UCU is commendable for her innovation towards academics in Uganda. The university has been known to pioneer in many fields, for instance, UCU first introduced pre – entry examinations for law. The same were later adopted by the Law Development Center and other law schools country wide. Students at the faculty of law of the University in 2018 also started doing compulsory foreign language classes (French, Chinese, and German), and the use of tutorial assistants to impart knowledge in the students, what others are crudely calling “spoon feeding” among other innovative ideas.
Within the guidelines, the Vice Chancellor of the University, Rev. Canon Dr. John Senyonyi states one of the motives behind the take home examinations.
“Together (the university and the task force that will oversee the take home exam) will be able to deliver an examination process that is a precursor for similar interventions in the future, and which will set an example for other universities and for this nation” he says in the introductory paragraphs of the guidelines.

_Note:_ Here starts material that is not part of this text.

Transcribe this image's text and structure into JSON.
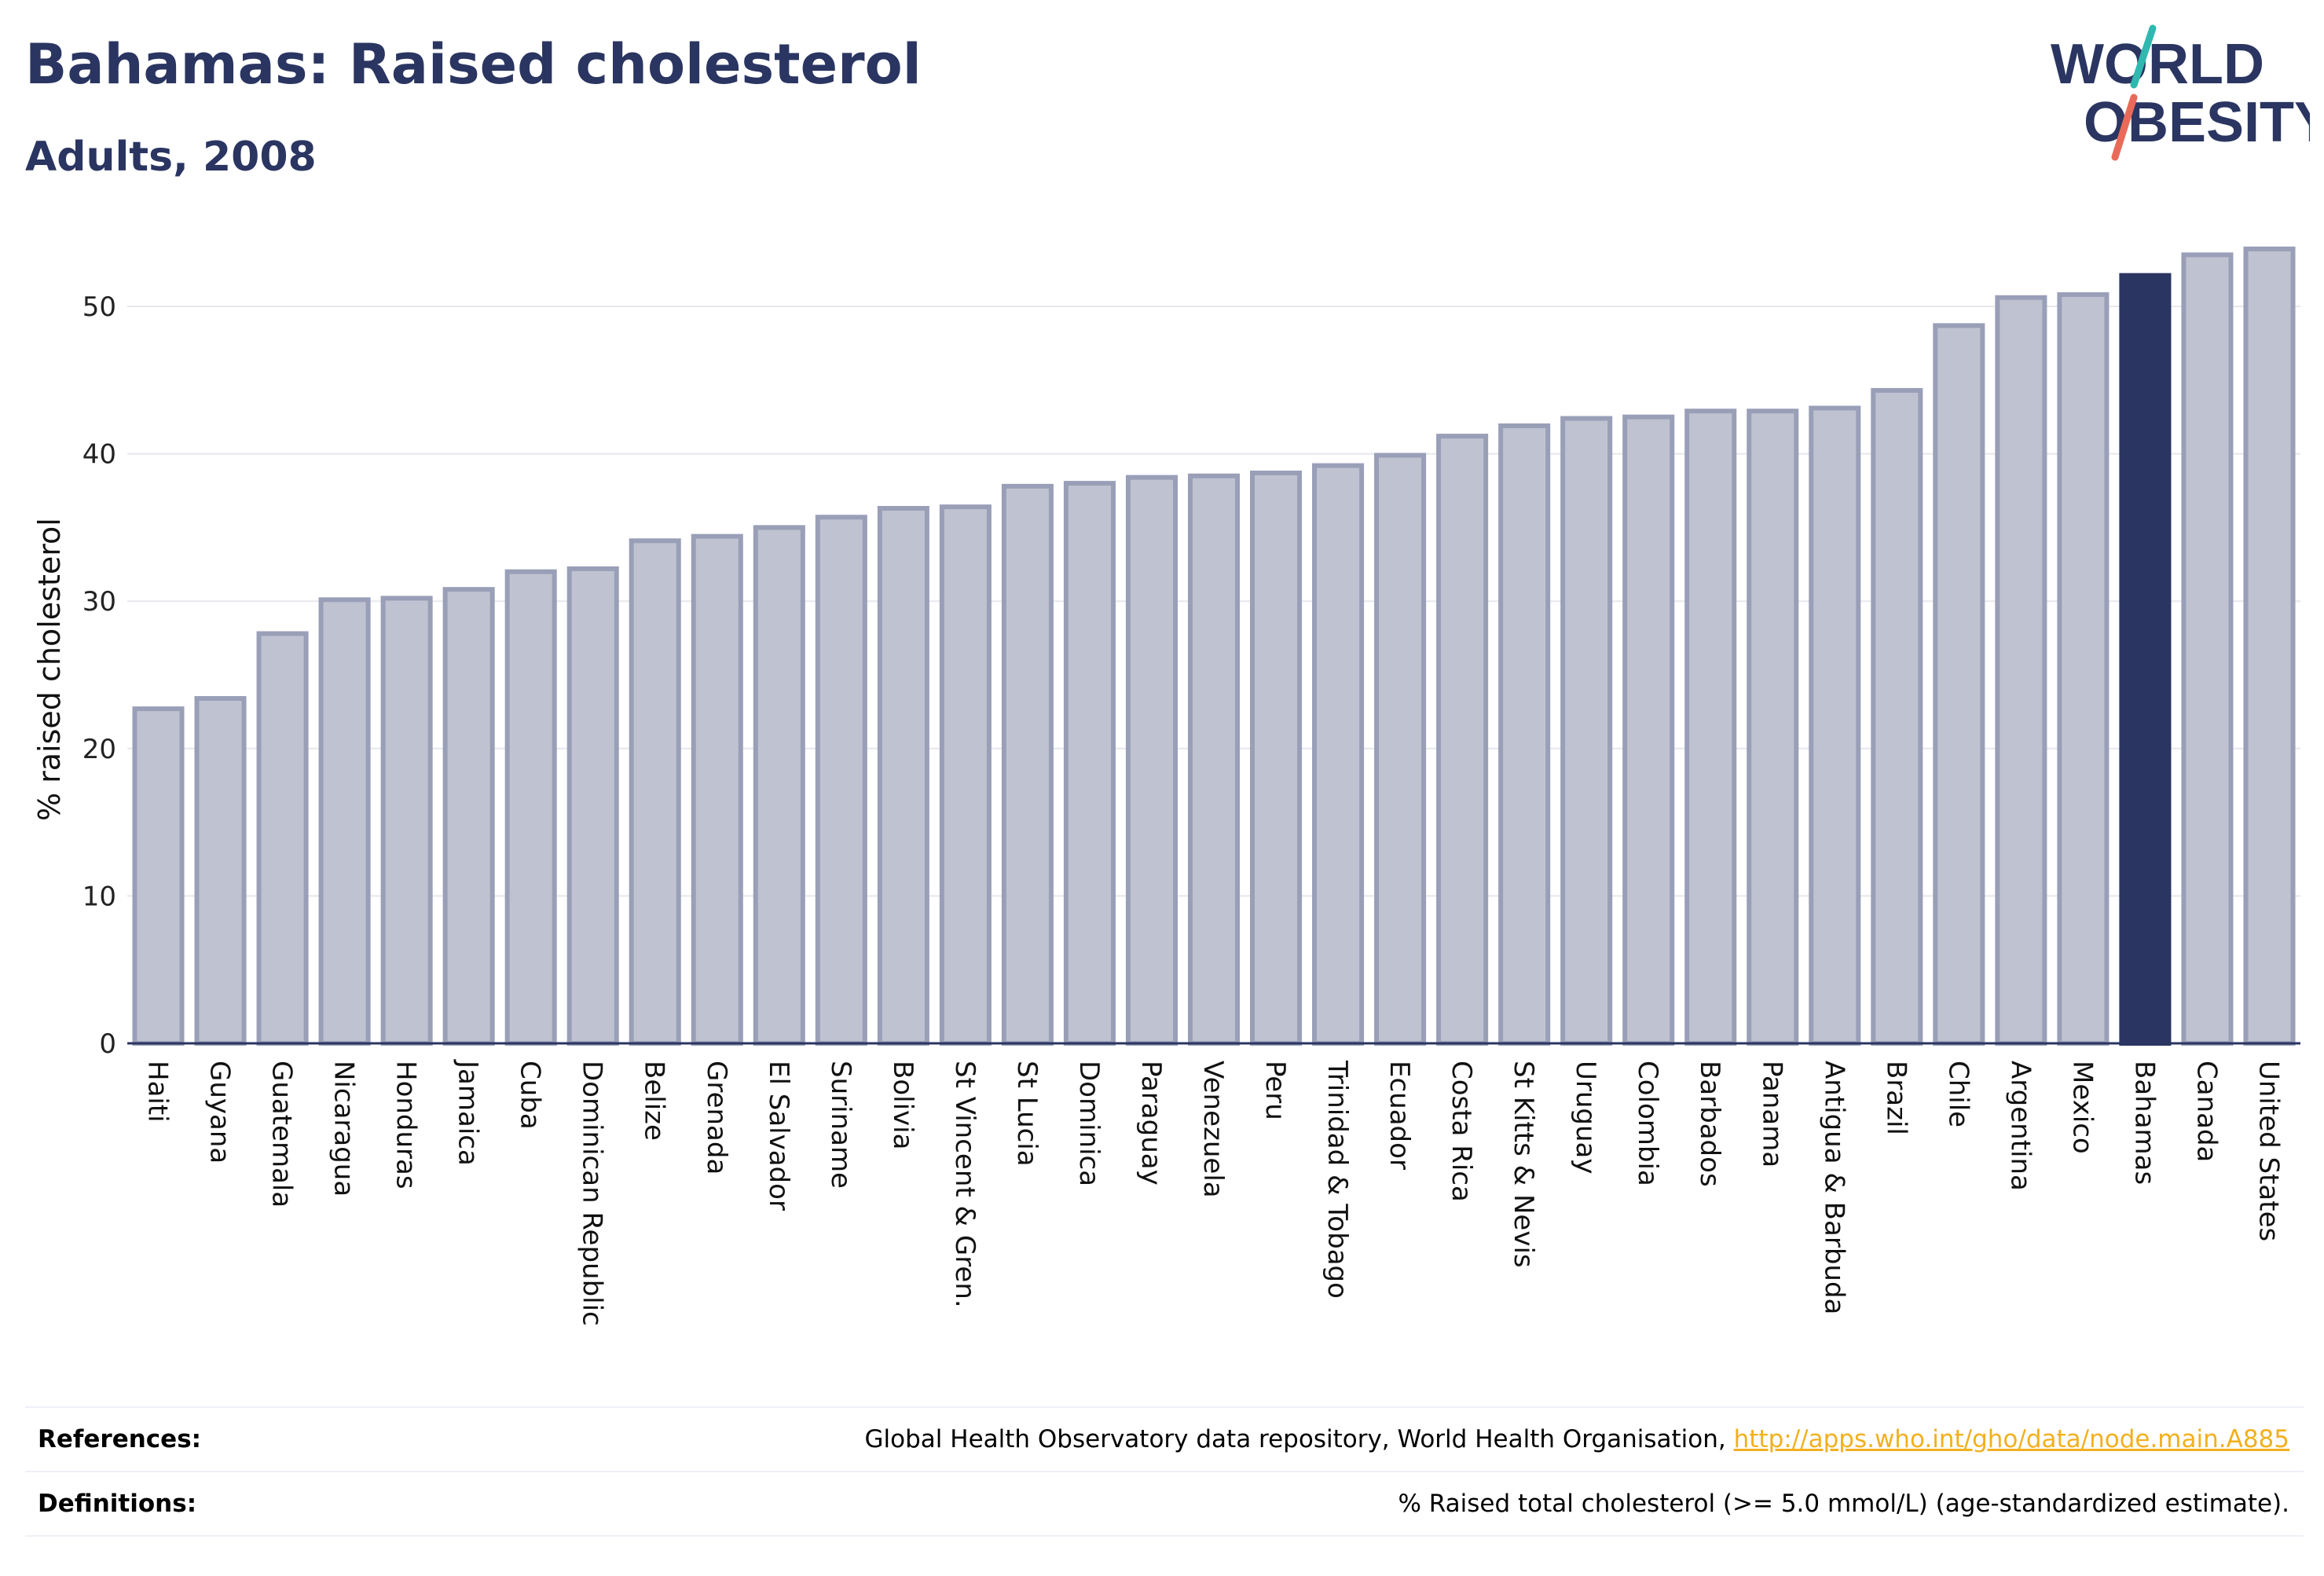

Earlier this week, an opinion piece was published in the Bloomberg under the title “Science Isn’t A Clear Cut Pandemic Guide” wherein the author reveals that what is known about COVID19 is premised on scientific models with probabilities and estimations that are not a certainty of normalcy. How long the world will be held captive is uncertain.
Whether the threat by COVID19 ends sooner or longer, what is being done by UCU is going to be impactful on how institutions will conduct their future educational activities. Distance learning that seems alien to several Ugandans will continue to gain traction as a result of the university innovation. It remains a fact that this pandemic is causing disruption in many global activities. Incidentally and importantly institutions of learning in Uganda cannot continue to lag behind the digital race.
It will not be surprising if after the exams have been successful, several institutions of learning start to administer the same digital examinations such that their students can also do their papers within the lockdown as opposed to extending the semester to God knows when.
Online exams or not, students country wide also seem unproductive at the moment. This is the best time for them to read and learn something new within their syllabi, prepare and do their end of semester examinations and be promoted or graduated.
The Writer is a former student at UCU.